Attirées par des clients qui, à l’origine, avaient un pouvoir d’achat deux fois supérieur à la moyenne, les marques se sont ruées sur l’App Store. Du Guide Michelin au transporteur FedEx, en passant par Volkswagen, qui a mis au point un jeu où le héros se déplace en Polo, ou encore Kraft, qui a lancé une application de recettes, iFood.  » Les marques engagent ainsi la conversation avec le consommateur final « , explique Alexandre Mars, responsable de la stratégie mobile chez Publicis. Sans toujours éviter le faux pas : la première application d’un constructeur automobile avait été mal notée par les mobinautes, ce qui l’a contraint à lancer une nouvelle version.  » Une application n’est pas une stratégie marketing en soi « , prévient Thomas Husson, consultant de Forrester Research, qui incite les marques à bien définir leurs objectifs et leur cible.

Pour Apple, cette diversification tombe à point nommé. En crise de leadership depuis le retrait temporaire de son cofondateur Steve Jobs, le constructeur voit s’essouffler la vente de Mac, ses ordinateurs traditionnels.  » Au cours du dernier trimestre, ils ne représentaient plus que 36 % du chiffre d’affaires, contre 47 % auparavant « , chiffre l’institut de recherche américain Strategy Analytics. L’iPhone a pris le relais. Après des débuts difficiles, il a conquis quelque 22 millions de clients dans le monde. De véritables boosters pour ses applications.

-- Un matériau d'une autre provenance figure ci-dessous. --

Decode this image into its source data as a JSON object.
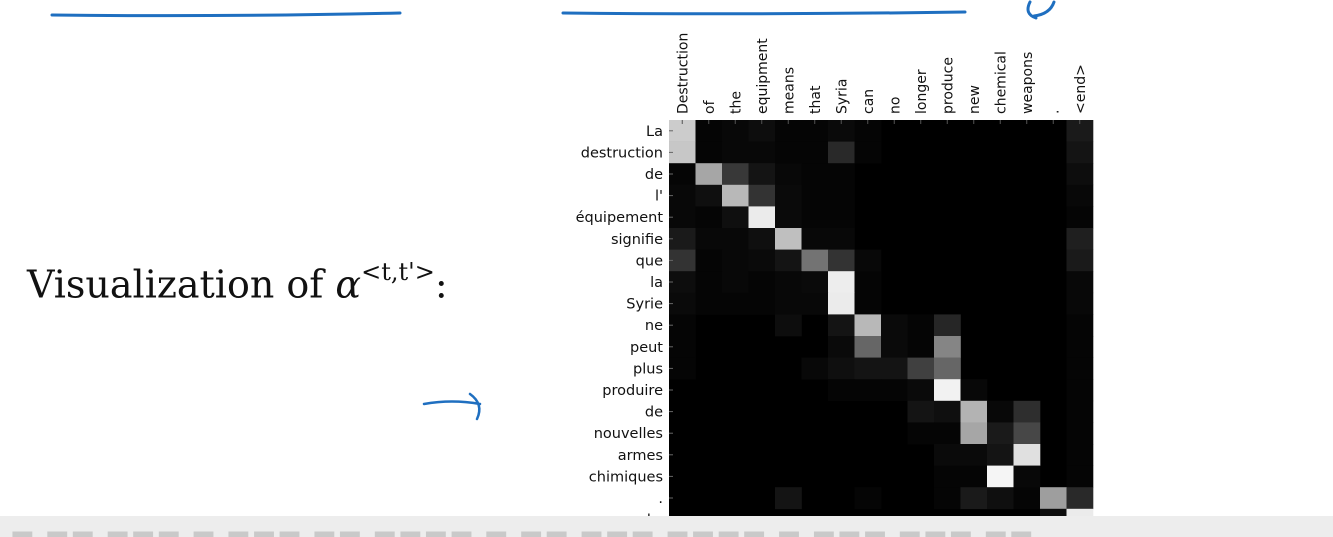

Celles-ci se révèlent être une source inattendue de revenus. Le système est simple : Apple garde 30 % du bénéfice dégagé et en abandonne 70 % aux créateurs. Dans la majeure partie des cas, le gain n’est pas significatif, le prix moyen d’une application tournant, selon l’institut d’études O’Reilly, autour de 2,60 dollars. Mais cela peut devenir très lucratif. A l’image de MyCentrl, facturé un temps 999 dollars, et qui permettait d’être mis en contact avec des gens de haut niveau social. De nouvelles sociétés ont ainsi éclos, à la manière de l’américain Smule, qui a conçu Ocarina, une petite flûte que l’utilisateur actionne en tapotant sur l’écran. Vendue 1 dollar, l’application a été téléchargée 400 000 fois en un mois… Inspiré, le fonds de capital-risque californien Kleiner Perkins Caufield and Byers vient ainsi de lever 100 millions d’euros pour investir dans ce type de start-up.

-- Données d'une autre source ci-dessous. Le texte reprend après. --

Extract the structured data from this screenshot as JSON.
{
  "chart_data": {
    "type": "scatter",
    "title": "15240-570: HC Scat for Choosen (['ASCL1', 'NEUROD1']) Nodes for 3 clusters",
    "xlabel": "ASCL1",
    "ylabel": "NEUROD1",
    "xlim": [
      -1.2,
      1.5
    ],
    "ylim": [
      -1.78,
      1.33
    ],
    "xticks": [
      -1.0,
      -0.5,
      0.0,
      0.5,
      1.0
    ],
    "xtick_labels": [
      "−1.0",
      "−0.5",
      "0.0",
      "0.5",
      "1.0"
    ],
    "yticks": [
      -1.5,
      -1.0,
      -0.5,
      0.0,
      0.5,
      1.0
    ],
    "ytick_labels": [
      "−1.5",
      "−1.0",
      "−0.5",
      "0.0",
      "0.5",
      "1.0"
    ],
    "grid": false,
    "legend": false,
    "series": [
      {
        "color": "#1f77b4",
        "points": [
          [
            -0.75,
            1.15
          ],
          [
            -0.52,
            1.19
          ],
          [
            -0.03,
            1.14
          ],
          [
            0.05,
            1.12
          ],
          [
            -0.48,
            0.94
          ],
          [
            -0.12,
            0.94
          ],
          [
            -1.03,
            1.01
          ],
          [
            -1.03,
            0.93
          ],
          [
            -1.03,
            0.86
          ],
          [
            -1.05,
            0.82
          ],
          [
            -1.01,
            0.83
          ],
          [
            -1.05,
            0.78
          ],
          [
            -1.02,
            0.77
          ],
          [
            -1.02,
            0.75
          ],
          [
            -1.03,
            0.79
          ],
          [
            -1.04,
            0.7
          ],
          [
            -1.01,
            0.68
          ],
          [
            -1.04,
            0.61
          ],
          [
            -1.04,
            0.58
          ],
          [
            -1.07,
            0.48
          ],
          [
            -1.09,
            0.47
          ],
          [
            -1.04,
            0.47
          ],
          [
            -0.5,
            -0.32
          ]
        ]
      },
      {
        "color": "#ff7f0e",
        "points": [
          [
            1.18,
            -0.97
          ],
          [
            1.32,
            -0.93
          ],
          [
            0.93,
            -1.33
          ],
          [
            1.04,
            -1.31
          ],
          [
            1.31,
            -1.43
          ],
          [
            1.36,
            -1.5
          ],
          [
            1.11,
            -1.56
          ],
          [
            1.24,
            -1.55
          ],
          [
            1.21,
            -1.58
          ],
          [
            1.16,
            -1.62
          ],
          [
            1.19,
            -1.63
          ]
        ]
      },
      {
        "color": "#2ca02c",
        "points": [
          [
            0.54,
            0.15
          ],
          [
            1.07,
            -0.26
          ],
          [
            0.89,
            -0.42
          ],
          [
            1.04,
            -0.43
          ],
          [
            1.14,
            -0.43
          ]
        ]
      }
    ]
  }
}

D’un côté, une plate-forme populaire, de l’autre, des développeurs ravis de trouver un espace d’expression. Tout irait donc pour le mieux dans le meilleur des mondes. A la notable exception… des concurrents, qui n’ont pas réussi à soulever le même enthousiasme. Initiée par Google, la plate-forme Android Market est, pour l’instant, moins riche, tout comme Windows Mobile,signé Microsoft. D’autres projets sont cependant en développement. BlackBerry promet, pour bientôt, une déclinaison mondiale de son App World, aujourd’hui pour l’essentiel canadien et britannique. Et, de son côté, Nokia a lancé le 26 mai un Ovi Store, une plate-forme où figurent déjà 20 000 minilogiciels. Les clients belges devront attendre la fin de l’été pour avoir accès à la totalité du catalogue. Mais les ambitions de Nokia sont de taille : atteindre, en 2011, les 300 millions d’utilisateurs. Quelque 50 modèles de mobiles sont d’ores et déjà compatibles : une offre qui s’enrichit encore avec la sortie du N97.

Chaque utilisateur pourra-t-il accéder à tous ces services, quel que soit son mobile ? Une telle liberté serait un plus. Car le circuit de distribution fermé d’Apple, où la firme à la pomme contrôle à la fois la vente d’applications et de terminaux, suscite de plus en plus de critiques. Fin mai, c’est le Kama-sutra qui a mis le feu aux poudres. L’entreprise de Steve Jobs avait interdit d’App Store un annuaire britannique d’encyclopédies, Eucalyptus, dont l’un des ouvrages faisait référence au traité indien. Avant de se rétracter devant la colère de ses usagers, qui hurlaient à la  » censure « . Cela se mérite, d’être l’accompagnateur de chaque instant.